La radicalisation est-elle une maladie psychiatrique ?

Jean-Bernard Gervais

Auteurs et déclarations

3 octobre 2016

Paris, France — À l’heure où le premier « centre de prévention, d’insertion et de citoyenneté », appelé plus vulgairement « centre de déradicalisation» ouvre ses portes, en Indre-et-Loire, la question de la psychiatrisation des jeunes radicalisés continue de se poser aux professionnels de santé [1].

C’est que le débat est vif actuellement. Des personnalités politiques de premier plan (Nicolas Sarkozy, Éric Ciotti, François Baroin) se sont positionnés en faveur de l’internement psychiatrique d’office des fichés S (personnes qui font l’objet d’une surveillance policière par les services habilités, NDLR). Ils ont même trouvé des professionnels, en l'occurrence un sociologue, Farhad Khosrokhavar, spécialiste de la radicalisation, pour leur donner raison. « On pourra éviter le passage à l'acte violent d'un certain nombre de personnes. Il faudrait que ce soit fait sur avis médical qualifié avec une expertise contradictoire d'au moins deux groupes (de médecins) », explique l’expert es terrorisme.

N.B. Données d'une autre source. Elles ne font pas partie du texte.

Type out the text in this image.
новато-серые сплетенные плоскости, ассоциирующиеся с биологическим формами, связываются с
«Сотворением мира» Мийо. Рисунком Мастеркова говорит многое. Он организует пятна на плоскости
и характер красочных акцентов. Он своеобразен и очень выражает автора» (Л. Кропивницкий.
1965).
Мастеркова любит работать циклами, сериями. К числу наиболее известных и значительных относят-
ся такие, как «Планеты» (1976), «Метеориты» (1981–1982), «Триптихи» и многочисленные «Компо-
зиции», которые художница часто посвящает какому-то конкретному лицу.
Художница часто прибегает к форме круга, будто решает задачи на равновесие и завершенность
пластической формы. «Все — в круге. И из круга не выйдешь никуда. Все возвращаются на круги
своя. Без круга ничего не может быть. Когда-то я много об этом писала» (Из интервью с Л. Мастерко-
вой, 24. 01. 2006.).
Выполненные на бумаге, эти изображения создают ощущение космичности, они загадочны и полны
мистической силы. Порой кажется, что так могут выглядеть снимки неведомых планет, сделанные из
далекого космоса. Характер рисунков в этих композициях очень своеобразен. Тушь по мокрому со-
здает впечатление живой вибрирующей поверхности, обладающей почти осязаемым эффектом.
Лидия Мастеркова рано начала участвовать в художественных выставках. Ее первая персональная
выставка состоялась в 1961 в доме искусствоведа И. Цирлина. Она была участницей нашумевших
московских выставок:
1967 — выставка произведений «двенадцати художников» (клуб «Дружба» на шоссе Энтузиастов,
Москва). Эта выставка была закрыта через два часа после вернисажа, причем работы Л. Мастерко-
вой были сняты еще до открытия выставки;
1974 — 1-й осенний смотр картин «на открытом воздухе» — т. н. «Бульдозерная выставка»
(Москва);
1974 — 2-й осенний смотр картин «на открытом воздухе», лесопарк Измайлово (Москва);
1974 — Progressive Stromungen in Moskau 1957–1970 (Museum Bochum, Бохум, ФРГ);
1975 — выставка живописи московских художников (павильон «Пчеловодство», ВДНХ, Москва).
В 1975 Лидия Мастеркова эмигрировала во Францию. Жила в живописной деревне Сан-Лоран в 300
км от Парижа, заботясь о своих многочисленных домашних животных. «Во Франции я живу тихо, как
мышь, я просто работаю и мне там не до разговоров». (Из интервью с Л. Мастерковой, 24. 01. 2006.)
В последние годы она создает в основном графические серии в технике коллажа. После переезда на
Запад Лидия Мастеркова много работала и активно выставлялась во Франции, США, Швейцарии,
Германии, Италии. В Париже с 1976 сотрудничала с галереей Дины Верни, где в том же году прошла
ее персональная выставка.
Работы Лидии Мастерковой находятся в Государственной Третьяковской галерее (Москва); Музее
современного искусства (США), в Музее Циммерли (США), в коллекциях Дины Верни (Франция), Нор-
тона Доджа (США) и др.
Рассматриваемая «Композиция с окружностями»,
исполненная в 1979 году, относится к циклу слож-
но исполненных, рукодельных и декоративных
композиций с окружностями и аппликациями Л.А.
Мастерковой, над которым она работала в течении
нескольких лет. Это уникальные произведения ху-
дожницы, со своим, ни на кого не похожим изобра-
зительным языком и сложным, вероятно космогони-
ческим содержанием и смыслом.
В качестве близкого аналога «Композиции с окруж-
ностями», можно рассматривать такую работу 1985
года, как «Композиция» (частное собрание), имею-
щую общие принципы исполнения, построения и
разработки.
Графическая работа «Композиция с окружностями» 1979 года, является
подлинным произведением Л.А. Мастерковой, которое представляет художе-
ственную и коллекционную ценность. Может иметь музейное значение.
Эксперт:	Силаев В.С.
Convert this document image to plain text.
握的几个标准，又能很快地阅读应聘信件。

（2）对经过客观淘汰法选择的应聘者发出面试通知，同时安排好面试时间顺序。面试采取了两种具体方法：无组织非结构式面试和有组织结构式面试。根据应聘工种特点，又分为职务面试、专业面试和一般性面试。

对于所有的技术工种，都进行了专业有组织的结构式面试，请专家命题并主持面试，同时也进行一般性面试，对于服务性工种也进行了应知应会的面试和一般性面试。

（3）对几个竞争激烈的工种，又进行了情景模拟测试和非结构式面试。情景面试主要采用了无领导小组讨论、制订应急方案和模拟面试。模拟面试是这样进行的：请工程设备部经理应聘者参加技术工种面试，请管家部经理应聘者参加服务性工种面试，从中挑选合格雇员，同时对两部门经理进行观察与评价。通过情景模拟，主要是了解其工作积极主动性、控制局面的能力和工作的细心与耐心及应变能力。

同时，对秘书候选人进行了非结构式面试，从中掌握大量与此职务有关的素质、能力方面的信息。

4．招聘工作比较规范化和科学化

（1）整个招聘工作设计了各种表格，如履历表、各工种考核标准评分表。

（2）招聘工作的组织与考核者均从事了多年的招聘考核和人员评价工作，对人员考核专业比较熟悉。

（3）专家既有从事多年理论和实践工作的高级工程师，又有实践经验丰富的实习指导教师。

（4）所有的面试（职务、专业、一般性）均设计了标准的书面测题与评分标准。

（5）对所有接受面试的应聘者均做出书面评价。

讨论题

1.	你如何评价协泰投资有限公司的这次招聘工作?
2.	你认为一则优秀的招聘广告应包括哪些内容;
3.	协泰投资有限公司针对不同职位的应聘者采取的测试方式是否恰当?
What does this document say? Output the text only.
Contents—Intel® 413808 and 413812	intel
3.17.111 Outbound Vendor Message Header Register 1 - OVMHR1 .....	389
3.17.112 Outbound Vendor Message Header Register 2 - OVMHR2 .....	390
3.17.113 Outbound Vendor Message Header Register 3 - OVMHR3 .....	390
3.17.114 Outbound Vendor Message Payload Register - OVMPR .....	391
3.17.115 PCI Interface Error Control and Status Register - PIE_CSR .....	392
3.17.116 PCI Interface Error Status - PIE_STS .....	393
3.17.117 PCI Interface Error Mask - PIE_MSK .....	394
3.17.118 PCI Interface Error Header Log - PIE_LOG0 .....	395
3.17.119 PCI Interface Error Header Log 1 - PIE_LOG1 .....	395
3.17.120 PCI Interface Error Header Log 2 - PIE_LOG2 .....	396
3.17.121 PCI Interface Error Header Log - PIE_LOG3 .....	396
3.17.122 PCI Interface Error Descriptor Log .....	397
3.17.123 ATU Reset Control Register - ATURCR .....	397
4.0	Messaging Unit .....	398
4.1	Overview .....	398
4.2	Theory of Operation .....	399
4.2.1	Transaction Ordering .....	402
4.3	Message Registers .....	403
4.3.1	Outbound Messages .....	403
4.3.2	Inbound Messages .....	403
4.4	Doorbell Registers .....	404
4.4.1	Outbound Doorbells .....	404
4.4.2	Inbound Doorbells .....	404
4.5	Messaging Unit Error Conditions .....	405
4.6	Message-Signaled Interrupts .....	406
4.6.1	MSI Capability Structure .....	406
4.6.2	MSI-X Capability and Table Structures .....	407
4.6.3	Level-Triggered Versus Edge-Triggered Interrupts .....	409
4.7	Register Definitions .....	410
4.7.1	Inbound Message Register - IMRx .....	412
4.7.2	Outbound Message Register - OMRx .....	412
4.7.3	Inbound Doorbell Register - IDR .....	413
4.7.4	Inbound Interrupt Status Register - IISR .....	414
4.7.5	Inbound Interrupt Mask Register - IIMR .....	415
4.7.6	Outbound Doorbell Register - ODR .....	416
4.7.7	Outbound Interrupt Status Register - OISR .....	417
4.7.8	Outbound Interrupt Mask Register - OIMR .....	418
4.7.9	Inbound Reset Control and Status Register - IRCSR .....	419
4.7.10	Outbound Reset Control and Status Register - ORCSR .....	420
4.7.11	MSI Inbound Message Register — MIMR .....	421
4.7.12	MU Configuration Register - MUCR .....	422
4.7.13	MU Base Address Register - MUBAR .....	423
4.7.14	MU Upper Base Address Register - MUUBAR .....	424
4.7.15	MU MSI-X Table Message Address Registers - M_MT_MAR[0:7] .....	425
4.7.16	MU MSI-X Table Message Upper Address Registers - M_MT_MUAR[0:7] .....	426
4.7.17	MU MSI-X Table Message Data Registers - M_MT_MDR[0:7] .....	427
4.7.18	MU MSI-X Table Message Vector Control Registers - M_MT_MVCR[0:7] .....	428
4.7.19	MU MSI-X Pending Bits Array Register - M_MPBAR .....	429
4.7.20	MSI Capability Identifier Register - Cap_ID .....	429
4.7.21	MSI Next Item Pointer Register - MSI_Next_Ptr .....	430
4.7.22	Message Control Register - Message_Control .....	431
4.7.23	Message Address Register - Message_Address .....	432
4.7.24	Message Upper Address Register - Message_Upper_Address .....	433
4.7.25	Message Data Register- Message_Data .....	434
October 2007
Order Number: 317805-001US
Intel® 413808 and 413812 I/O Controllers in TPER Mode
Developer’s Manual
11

Des psychiatres sollicités par les préfectures

La psychiatrisation de ceux que l’on nomme vulgairement les radicalisés avait interpellé deux syndicats de psychiatres, le Syndicat des psychiatres des hôpitaux (SPH), et l’Association des secteurs de psychiatrie en milieu pénitentiaire (ASPMP). Ils s’étaient fendus d’une lettre à Marisol Touraine, ministre de la Santé, adressé le 21 mai 2015. « Plusieurs praticiens des secteurs de psychiatrie publique ont signalé au bureau national du Syndicat des Psychiatres des Hôpitaux qu’ils étaient sollicités par les préfectures pour participer à des cellules d’intervention relatives à la radicalisation islamiste. Les objectifs de ces demandes s’expriment de manières diversifiées, et le flou sur ce qui est attendu d’eux mettent nos collègues dans l’embarras », écrivait alors les Drs Marc Bétremieux et Michel David. « Le SPH a entamé une réflexion sur ce sujet mais de manière prudente pour éviter l’emballement et les excès préjudiciables aux buts recherchés […] le cadre d’interventions doit être précisé car il ne s’agirait ni de « psychiatriser » toutes les situations suspectes, ni de se détourner d’un problème qui touche à la sécurité intérieure », ajoutait-il.

 
Les objectifs de ces demandes s’expriment de manières diversifiées, et le flou sur ce qui est attendu d’eux mettent nos collègues dans l’embarras -- Drs Marc Bétremieux et Michel David
 

Contacté par Medscape édition française, le Dr Bétremieux, président du SPH, précise qu’ « à l’époque, un certain nombre d’agences régionales de santé (ARS) mais surtout de préfets sollicitaient les collègues psychiatres en direct pour avoir des avis ou des compétences. Cce qui paraissait totalement aberrant, d’autant plus qu’on n’avait peu de travaux là-dessus. Donc, on avait écrit à la ministre d’abord pour préserver nos collègues, pour ne pas être sollicité de façon ponctuelle sans que cela soit organisé au niveau supérieur, et puis, on n’a plus eu de nouvelles ».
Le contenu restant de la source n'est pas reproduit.